It may be difficult to distinguish between localized and diffuse tumor forms in the knee joint. Hence, a careful analysis of radiological studies and pathology biopsy results are necessary for an accurate diagnosis.

Many clinical conditions may have similar signs and symptoms. Your healthcare provider may perform additional tests to rule out other clinical conditions to arrive at a definitive diagnosis.

What are the possible Complications of Diffuse Type Tenosynovial Giant Cell Tumor?

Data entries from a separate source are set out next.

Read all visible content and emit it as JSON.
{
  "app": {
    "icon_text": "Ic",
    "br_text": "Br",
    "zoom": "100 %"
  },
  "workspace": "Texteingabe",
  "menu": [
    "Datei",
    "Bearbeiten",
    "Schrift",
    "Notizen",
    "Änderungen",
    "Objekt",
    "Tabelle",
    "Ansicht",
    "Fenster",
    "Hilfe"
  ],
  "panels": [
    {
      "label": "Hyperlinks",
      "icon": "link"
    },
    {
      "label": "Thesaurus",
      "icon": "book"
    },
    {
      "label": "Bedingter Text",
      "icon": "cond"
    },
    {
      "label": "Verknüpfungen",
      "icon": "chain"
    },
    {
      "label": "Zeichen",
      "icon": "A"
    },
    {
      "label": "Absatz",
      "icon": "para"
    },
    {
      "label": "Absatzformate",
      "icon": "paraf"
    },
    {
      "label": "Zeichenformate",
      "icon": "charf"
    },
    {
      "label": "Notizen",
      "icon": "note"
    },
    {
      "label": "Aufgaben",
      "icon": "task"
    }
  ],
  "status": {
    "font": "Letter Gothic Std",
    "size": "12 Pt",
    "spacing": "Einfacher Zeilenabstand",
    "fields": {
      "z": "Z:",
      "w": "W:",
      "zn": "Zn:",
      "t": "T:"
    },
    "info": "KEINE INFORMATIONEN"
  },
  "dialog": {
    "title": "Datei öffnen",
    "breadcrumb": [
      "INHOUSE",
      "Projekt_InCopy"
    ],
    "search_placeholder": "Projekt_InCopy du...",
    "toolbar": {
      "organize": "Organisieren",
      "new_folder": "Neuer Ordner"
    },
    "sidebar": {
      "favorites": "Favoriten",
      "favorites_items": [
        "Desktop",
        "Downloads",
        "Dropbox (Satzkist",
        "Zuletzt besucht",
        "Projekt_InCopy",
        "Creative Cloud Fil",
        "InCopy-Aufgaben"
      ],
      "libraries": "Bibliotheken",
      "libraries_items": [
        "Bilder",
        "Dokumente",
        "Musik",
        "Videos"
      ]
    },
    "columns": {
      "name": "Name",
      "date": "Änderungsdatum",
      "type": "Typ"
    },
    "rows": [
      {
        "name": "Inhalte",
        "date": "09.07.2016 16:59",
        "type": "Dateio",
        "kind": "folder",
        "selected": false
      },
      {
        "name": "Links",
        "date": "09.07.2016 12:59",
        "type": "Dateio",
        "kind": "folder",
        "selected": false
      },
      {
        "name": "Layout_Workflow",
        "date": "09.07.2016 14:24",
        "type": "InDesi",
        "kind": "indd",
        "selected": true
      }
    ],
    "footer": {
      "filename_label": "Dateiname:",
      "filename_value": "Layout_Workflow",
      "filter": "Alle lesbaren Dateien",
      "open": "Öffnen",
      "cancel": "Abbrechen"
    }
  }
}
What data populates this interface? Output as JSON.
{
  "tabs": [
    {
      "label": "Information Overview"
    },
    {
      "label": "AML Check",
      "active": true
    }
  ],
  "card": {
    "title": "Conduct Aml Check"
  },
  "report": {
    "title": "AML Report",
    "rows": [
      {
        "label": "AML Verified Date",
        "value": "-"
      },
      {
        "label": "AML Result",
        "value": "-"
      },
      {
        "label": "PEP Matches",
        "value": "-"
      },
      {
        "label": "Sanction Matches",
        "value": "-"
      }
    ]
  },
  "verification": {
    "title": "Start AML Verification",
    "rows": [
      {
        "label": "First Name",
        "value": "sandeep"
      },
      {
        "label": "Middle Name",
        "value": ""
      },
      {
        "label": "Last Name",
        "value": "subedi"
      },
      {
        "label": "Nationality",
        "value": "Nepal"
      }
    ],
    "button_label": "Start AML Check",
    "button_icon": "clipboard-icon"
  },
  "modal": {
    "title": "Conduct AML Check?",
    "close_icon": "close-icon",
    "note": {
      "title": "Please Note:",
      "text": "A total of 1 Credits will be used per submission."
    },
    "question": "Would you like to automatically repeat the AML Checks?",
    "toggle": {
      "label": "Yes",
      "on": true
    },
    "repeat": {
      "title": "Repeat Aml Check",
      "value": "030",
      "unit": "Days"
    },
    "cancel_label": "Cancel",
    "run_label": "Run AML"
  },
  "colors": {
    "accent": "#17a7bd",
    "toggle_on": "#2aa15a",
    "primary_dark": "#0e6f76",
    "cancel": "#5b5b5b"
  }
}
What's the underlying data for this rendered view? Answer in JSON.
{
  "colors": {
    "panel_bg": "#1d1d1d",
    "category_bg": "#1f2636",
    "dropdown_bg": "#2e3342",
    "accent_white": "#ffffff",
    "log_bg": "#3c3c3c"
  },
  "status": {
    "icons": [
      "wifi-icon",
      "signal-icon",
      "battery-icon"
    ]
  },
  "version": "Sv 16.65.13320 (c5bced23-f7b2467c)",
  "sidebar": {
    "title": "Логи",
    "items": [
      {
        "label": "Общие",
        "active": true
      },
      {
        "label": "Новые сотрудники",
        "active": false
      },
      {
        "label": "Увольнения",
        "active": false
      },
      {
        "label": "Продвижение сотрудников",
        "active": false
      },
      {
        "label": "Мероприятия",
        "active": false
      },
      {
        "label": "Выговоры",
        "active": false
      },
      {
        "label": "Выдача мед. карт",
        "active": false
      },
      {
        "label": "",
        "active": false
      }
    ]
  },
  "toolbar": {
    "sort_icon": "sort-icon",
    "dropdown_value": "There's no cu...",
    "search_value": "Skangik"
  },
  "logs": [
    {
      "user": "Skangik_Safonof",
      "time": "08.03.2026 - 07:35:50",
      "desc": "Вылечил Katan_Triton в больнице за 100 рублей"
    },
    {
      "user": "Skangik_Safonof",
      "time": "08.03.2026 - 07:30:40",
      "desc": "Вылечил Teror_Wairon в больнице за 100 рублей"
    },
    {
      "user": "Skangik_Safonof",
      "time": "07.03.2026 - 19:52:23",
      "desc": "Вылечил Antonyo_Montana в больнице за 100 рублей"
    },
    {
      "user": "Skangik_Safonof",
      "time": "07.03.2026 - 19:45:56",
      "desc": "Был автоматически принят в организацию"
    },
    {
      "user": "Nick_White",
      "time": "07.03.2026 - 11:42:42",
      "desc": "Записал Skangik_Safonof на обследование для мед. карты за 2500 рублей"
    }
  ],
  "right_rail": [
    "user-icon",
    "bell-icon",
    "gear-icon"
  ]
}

Complications of Diffuse Type Tenosynovial Giant Cell Tumor may include:

  • Complications are dependent on the site and size of the tumor. The tumors can be locally aggressive and destructive. Many times, both sides of the joint are affected
  • The tumors may also be associated with arthritis (degenerative joint disease)
  • The mobility of the joints may be constrained leading to difficulty in walking, folding hands, etc., thereby affecting the quality of life
  • Often, multiple surgeries may be required to eliminate the tumor
  • Damage of the fingers, knee, elbow, or even other organs, vital nerves, and blood vessels, during surgery
  • The tumor recurrence rate, following its surgical excision and removal is high. It varies from 33-50% for tumors outside or around the joint, to 18-46% for tumors within the joints
  • When tumors recur, a possibility of a malign tenosynovial giant cell tumor should be ruled out
  • Very infrequently, some tumors exhibit signs of malignancy, these tumors are called malignant tenovial GCT
  • Studies have shown that tumors that appear benign when examined by a pathologist, may behave in a malignant fashion. In some instances, these benign-appearing tumors are known to have metastasized to the lung and lymph nodes. Hence, the treatment should include careful and periodic follow-ups

How is Diffuse Type Tenosynovial Giant Cell Tumor Treated?

The treatment measures for Diffuse Type Tenosynovial Giant Cell Tumor include the following:

  • Surgical excision and removal of the entire lesion, followed by radiation therapy, remains the standard treatment mode. If the tumor is not fully removed, it may recur
  • When it is unsafe to surgically remove the lesion due to possibility of severe damage to the joint or weak health condition of the individual, non-invasive procedures (such as radiotherapy) may be adopted
  • Malignant tumors may be additionally treated with chemotherapy and radiation therapy
  • In some cases, skin grafting and tendon reconstruction may be required
  • Post-operative care is important: A minimum activity level is ensured, until the surgical wound heals
  • Follow-up care with regular screening and check-ups are important

How can Diffuse Type Tenosynovial Giant Cell Tumor be Prevented?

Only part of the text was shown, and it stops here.